Earlier in the trial, one of Gary Gregor’s accusers told jurors that during the sleepover, the teacher had asked her to sleep with him and had become upset when she refused.
Asked about the incident during her testimony, Judith Gregor said her husband had asked her to send the girl into his bedroom to speak with him — she didn’t know why, the wife said — but the child refused.
The accuser and her two sisters fell asleep in the living room, Judith Gregor said, and she’d called her husband to help carry them to the guest room, which she’d decorated in pink in hopes of having a daughter of her own one day.
That contradicted testimony from the accuser, who said she and her sisters had slept in the living room the whole night.

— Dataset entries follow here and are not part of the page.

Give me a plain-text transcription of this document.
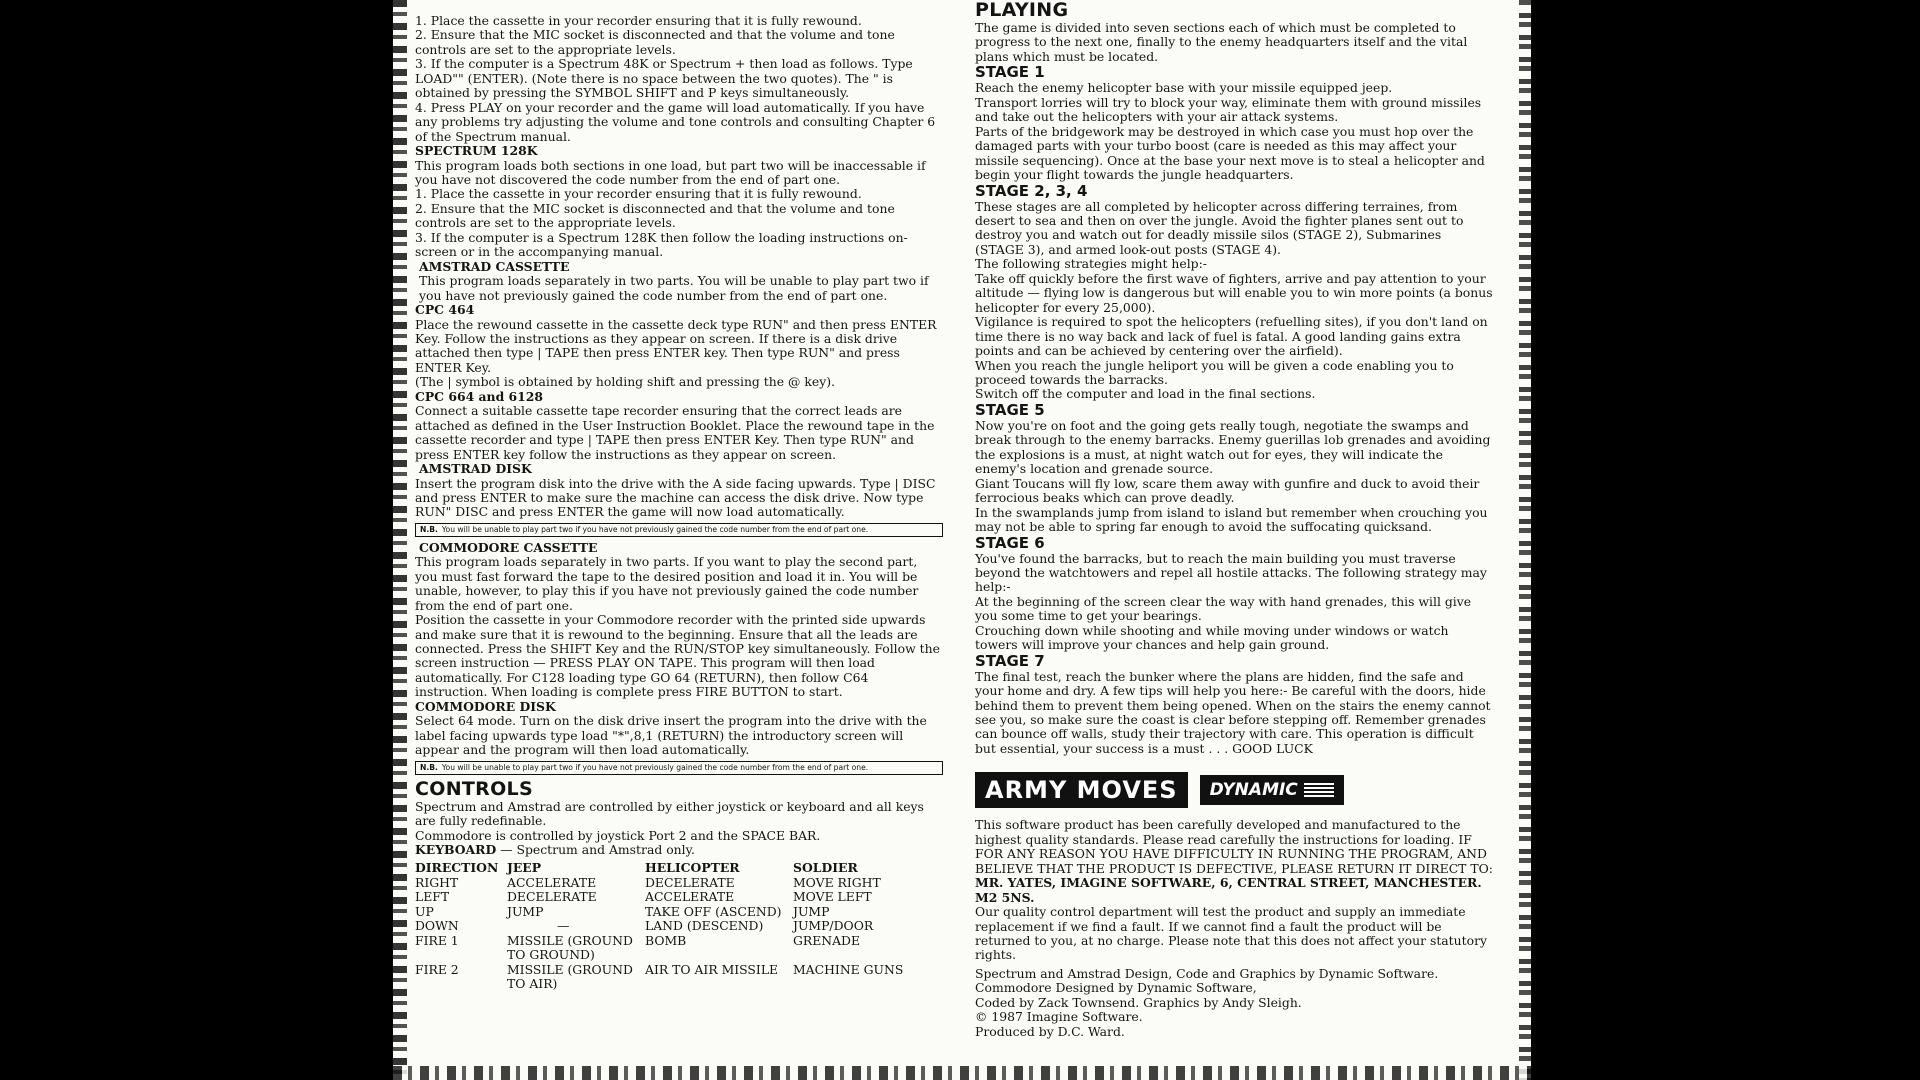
1. Place the cassette in your recorder ensuring that it is fully rewound.

2. Ensure that the MIC socket is disconnected and that the volume and tone controls are set to the appropriate levels.

3. If the computer is a Spectrum 48K or Spectrum + then load as follows. Type LOAD"" (ENTER). (Note there is no space between the two quotes). The " is obtained by pressing the SYMBOL SHIFT and P keys simultaneously.

4. Press PLAY on your recorder and the game will load automatically. If you have any problems try adjusting the volume and tone controls and consulting Chapter 6 of the Spectrum manual.

SPECTRUM 128K

This program loads both sections in one load, but part two will be inaccessable if you have not discovered the code number from the end of part one.

1. Place the cassette in your recorder ensuring that it is fully rewound.

2. Ensure that the MIC socket is disconnected and that the volume and tone controls are set to the appropriate levels.

3. If the computer is a Spectrum 128K then follow the loading instructions on-screen or in the accompanying manual.

AMSTRAD CASSETTE

This program loads separately in two parts. You will be unable to play part two if you have not previously gained the code number from the end of part one.

CPC 464

Place the rewound cassette in the cassette deck type RUN" and then press ENTER Key. Follow the instructions as they appear on screen. If there is a disk drive attached then type | TAPE then press ENTER key. Then type RUN" and press ENTER Key.

(The | symbol is obtained by holding shift and pressing the @ key).

CPC 664 and 6128

Connect a suitable cassette tape recorder ensuring that the correct leads are attached as defined in the User Instruction Booklet. Place the rewound tape in the cassette recorder and type | TAPE then press ENTER Key. Then type RUN" and press ENTER key follow the instructions as they appear on screen.

AMSTRAD DISK

Insert the program disk into the drive with the A side facing upwards. Type | DISC and press ENTER to make sure the machine can access the disk drive. Now type RUN" DISC and press ENTER the game will now load automatically.

N.B. You will be unable to play part two if you have not previously gained the code number from the end of part one.

COMMODORE CASSETTE

This program loads separately in two parts. If you want to play the second part, you must fast forward the tape to the desired position and load it in. You will be unable, however, to play this if you have not previously gained the code number from the end of part one.

Position the cassette in your Commodore recorder with the printed side upwards and make sure that it is rewound to the beginning. Ensure that all the leads are connected. Press the SHIFT Key and the RUN/STOP key simultaneously. Follow the screen instruction — PRESS PLAY ON TAPE. This program will then load automatically. For C128 loading type GO 64 (RETURN), then follow C64 instruction. When loading is complete press FIRE BUTTON to start.

COMMODORE DISK

Select 64 mode. Turn on the disk drive insert the program into the drive with the label facing upwards type load "*",8,1 (RETURN) the introductory screen will appear and the program will then load automatically.

N.B. You will be unable to play part two if you have not previously gained the code number from the end of part one.

CONTROLS

Spectrum and Amstrad are controlled by either joystick or keyboard and all keys are fully redefinable.

Commodore is controlled by joystick Port 2 and the SPACE BAR.

KEYBOARD — Spectrum and Amstrad only.

DIRECTION	JEEP	HELICOPTER	SOLDIER
RIGHT	ACCELERATE	DECELERATE	MOVE RIGHT
LEFT	DECELERATE	ACCELERATE	MOVE LEFT
UP	JUMP	TAKE OFF (ASCEND)	JUMP
DOWN	—	LAND (DESCEND)	JUMP/DOOR
FIRE 1	MISSILE (GROUND TO GROUND)	BOMB	GRENADE
FIRE 2	MISSILE (GROUND TO AIR)	AIR TO AIR MISSILE	MACHINE GUNS

PLAYING

The game is divided into seven sections each of which must be completed to progress to the next one, finally to the enemy headquarters itself and the vital plans which must be located.

STAGE 1

Reach the enemy helicopter base with your missile equipped jeep.

Transport lorries will try to block your way, eliminate them with ground missiles and take out the helicopters with your air attack systems.

Parts of the bridgework may be destroyed in which case you must hop over the damaged parts with your turbo boost (care is needed as this may affect your missile sequencing). Once at the base your next move is to steal a helicopter and begin your flight towards the jungle headquarters.

STAGE 2, 3, 4

These stages are all completed by helicopter across differing terraines, from desert to sea and then on over the jungle. Avoid the fighter planes sent out to destroy you and watch out for deadly missile silos (STAGE 2), Submarines (STAGE 3), and armed look-out posts (STAGE 4).

The following strategies might help:-

Take off quickly before the first wave of fighters, arrive and pay attention to your altitude — flying low is dangerous but will enable you to win more points (a bonus helicopter for every 25,000).

Vigilance is required to spot the helicopters (refuelling sites), if you don't land on time there is no way back and lack of fuel is fatal. A good landing gains extra points and can be achieved by centering over the airfield).

When you reach the jungle heliport you will be given a code enabling you to proceed towards the barracks.

Switch off the computer and load in the final sections.

STAGE 5

Now you're on foot and the going gets really tough, negotiate the swamps and break through to the enemy barracks. Enemy guerillas lob grenades and avoiding the explosions is a must, at night watch out for eyes, they will indicate the enemy's location and grenade source.

Giant Toucans will fly low, scare them away with gunfire and duck to avoid their ferrocious beaks which can prove deadly.

In the swamplands jump from island to island but remember when crouching you may not be able to spring far enough to avoid the suffocating quicksand.

STAGE 6

You've found the barracks, but to reach the main building you must traverse beyond the watchtowers and repel all hostile attacks. The following strategy may help:-

At the beginning of the screen clear the way with hand grenades, this will give you some time to get your bearings.

Crouching down while shooting and while moving under windows or watch towers will improve your chances and help gain ground.

STAGE 7

The final test, reach the bunker where the plans are hidden, find the safe and your home and dry. A few tips will help you here:- Be careful with the doors, hide behind them to prevent them being opened. When on the stairs the enemy cannot see you, so make sure the coast is clear before stepping off. Remember grenades can bounce off walls, study their trajectory with care. This operation is difficult but essential, your success is a must . . . GOOD LUCK

ARMY MOVES	DYNAMIC

This software product has been carefully developed and manufactured to the highest quality standards. Please read carefully the instructions for loading. IF FOR ANY REASON YOU HAVE DIFFICULTY IN RUNNING THE PROGRAM, AND BELIEVE THAT THE PRODUCT IS DEFECTIVE, PLEASE RETURN IT DIRECT TO:

MR. YATES, IMAGINE SOFTWARE, 6, CENTRAL STREET, MANCHESTER. M2 5NS.

Our quality control department will test the product and supply an immediate replacement if we find a fault. If we cannot find a fault the product will be returned to you, at no charge. Please note that this does not affect your statutory rights.

Spectrum and Amstrad Design, Code and Graphics by Dynamic Software.

Commodore Designed by Dynamic Software,

Coded by Zack Townsend. Graphics by Andy Sleigh.

© 1987 Imagine Software.

Produced by D.C. Ward.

Judith Gregor tearfully testified that she never became pregnant and had no children.
That prompted Deputy Attorney General Clara Moran to ask why she had told her husband, during a phone call with him while he was jailed, that she wanted to return to the Philippines to visit her son.

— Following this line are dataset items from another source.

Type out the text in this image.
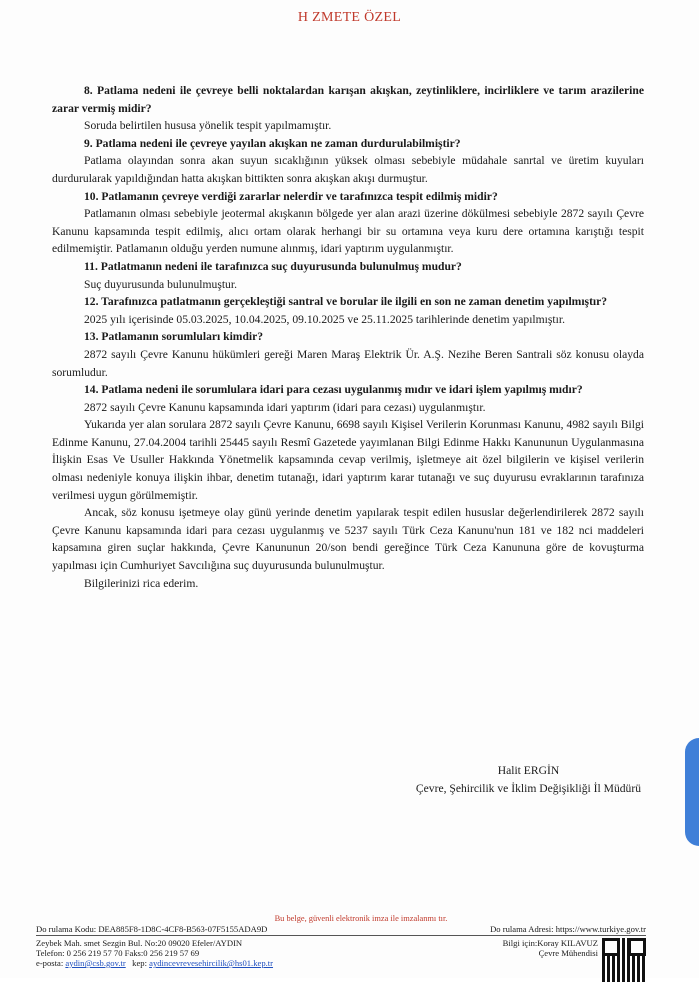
H ZMETE ÖZEL

8. Patlama nedeni ile çevreye belli noktalardan karışan akışkan, zeytinliklere, incirliklere ve tarım arazilerine zarar vermiş midir?

Soruda belirtilen hususa yönelik tespit yapılmamıştır.

9. Patlama nedeni ile çevreye yayılan akışkan ne zaman durdurulabilmiştir?

Patlama olayından sonra akan suyun sıcaklığının yüksek olması sebebiyle müdahale sanrtal ve üretim kuyuları durdurularak yapıldığından hatta akışkan bittikten sonra akışkan akışı durmuştur.

10. Patlamanın çevreye verdiği zararlar nelerdir ve tarafınızca tespit edilmiş midir?

Patlamanın olması sebebiyle jeotermal akışkanın bölgede yer alan arazi üzerine dökülmesi sebebiyle 2872 sayılı Çevre Kanunu kapsamında tespit edilmiş, alıcı ortam olarak herhangi bir su ortamına veya kuru dere ortamına karıştığı tespit edilmemiştir. Patlamanın olduğu yerden numune alınmış, idari yaptırım uygulanmıştır.

11. Patlatmanın nedeni ile tarafınızca suç duyurusunda bulunulmuş mudur?

Suç duyurusunda bulunulmuştur.

12. Tarafınızca patlatmanın gerçekleştiği santral ve borular ile ilgili en son ne zaman denetim yapılmıştır?

2025 yılı içerisinde 05.03.2025, 10.04.2025, 09.10.2025 ve 25.11.2025 tarihlerinde denetim yapılmıştır.

13. Patlamanın sorumluları kimdir?

2872 sayılı Çevre Kanunu hükümleri gereği Maren Maraş Elektrik Ür. A.Ş. Nezihe Beren Santrali söz konusu olayda sorumludur.

14. Patlama nedeni ile sorumlulara idari para cezası uygulanmış mıdır ve idari işlem yapılmış mıdır?

2872 sayılı Çevre Kanunu kapsamında idari yaptırım (idari para cezası) uygulanmıştır.

Yukarıda yer alan sorulara 2872 sayılı Çevre Kanunu, 6698 sayılı Kişisel Verilerin Korunması Kanunu, 4982 sayılı Bilgi Edinme Kanunu, 27.04.2004 tarihli 25445 sayılı Resmî Gazetede yayımlanan Bilgi Edinme Hakkı Kanununun Uygulanmasına İlişkin Esas Ve Usuller Hakkında Yönetmelik kapsamında cevap verilmiş, işletmeye ait özel bilgilerin ve kişisel verilerin olması nedeniyle konuya ilişkin ihbar, denetim tutanağı, idari yaptırım karar tutanağı ve suç duyurusu evraklarının tarafınıza verilmesi uygun görülmemiştir.

Ancak, söz konusu işetmeye olay günü yerinde denetim yapılarak tespit edilen hususlar değerlendirilerek 2872 sayılı Çevre Kanunu kapsamında idari para cezası uygulanmış ve 5237 sayılı Türk Ceza Kanunu'nun 181 ve 182 nci maddeleri kapsamına giren suçlar hakkında, Çevre Kanununun 20/son bendi gereğince Türk Ceza Kanununa göre de kovuşturma yapılması için Cumhuriyet Savcılığına suç duyurusunda bulunulmuştur.

Bilgilerinizi rica ederim.

Halit ERGİN
Çevre, Şehircilik ve İklim Değişikliği İl Müdürü
Bu belge, güvenli elektronik imza ile imzalanmı tır.
Do rulama Kodu: DEA885F8-1D8C-4CF8-B563-07F5155ADA9D	Do rulama Adresi: https://www.turkiye.gov.tr
Zeybek Mah. smet Sezgin Bul. No:20 09020 Efeler/AYDIN
Telefon: 0 256 219 57 70 Faks:0 256 219 57 69
e-posta: aydin@csb.gov.tr kep: aydincevrevesehircilik@hs01.kep.tr
Bilgi için:Koray KILAVUZ
Çevre Mühendisi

Judith Gregor said there must have been a mistake because she she had no son; she swore she’d never had a child.
When Moran offered to play a recording of the phone call, state District Judge Mary Marlowe Sommer nixed the idea, telling the prosecutor: “I think you’ve impeached her enough.”
Gary Gregor faced allegations of misconduct in Utah and Montana before he began teaching in Santa Fe in 2000, according several lawsuits filed against him and the two local school districts over allegations he had sexually abused students.

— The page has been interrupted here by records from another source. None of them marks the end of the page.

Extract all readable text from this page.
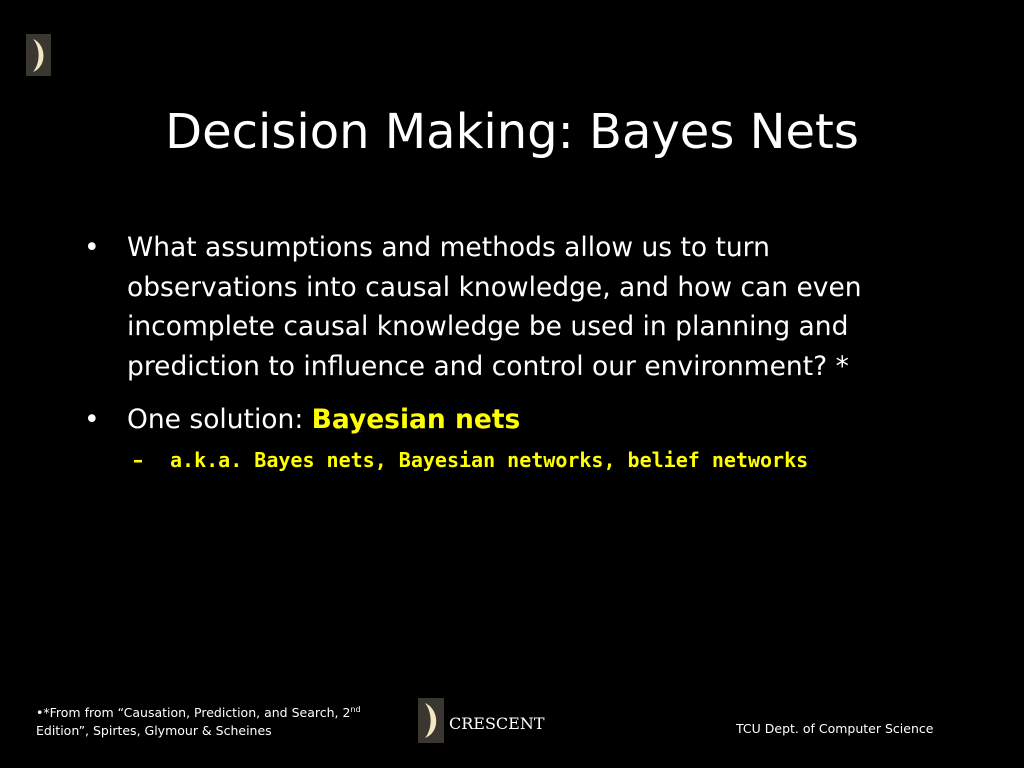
Decision Making: Bayes Nets
•	What assumptions and methods allow us to turn observations into causal knowledge, and how can even incomplete causal knowledge be used in planning and prediction to influence and control our environment? *
•	One solution: Bayesian nets
– a.k.a. Bayes nets, Bayesian networks, belief networks
•*From from “Causation, Prediction, and Search, 2nd Edition”, Spirtes, Glymour & Scheines	CRESCENT	TCU Dept. of Computer Science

When Gregor was a teacher at what was then Agua Fría Elementary School in 2004, docents at a Santa Fe museum raised concerns with school officials about Gregor’s behavior with students on a field trip to the museum.
Following the complaint, Gregor resigned without a formal hearing, and Santa Fe school officials did not report him to police; instead, they agreed to give him a neutral recommendation, allowing him to be hired by the Española district.
Gregor first came to the attention of law enforcement in 2009 when parents of one of his students at Fairview Elementary reported their concerns about him to Española police. But it wasn’t until 2017 that the state Attorney General’s Office filed criminal charges against him.
By that time, several civil suits had been filed against Gregor by accusers who said law enforcement ignored their reports. One of them had even appeared on a national television show to talk about the alleged abuse.
Española Public Schools has paid out more than $9 million to settle lawsuits filed by women who accuse Gregor of sexually assaulting them when they were children.
Carolyn M. “Cammie” Nichols, the civil attorney who handled those claims on behalf of Gregor’s accusers, sat in the courtroom most of the day Tuesday.
Marlowe Sommer sent the jurors out of the courtroom temporarily Tuesday to admonish Nichols for “annoying the court” by “making faces” and shaking her head during Judith Gregor’s testimony.
Attorneys in the case are expected to present their closing arguments when Gregor’s trial continues Wednesday.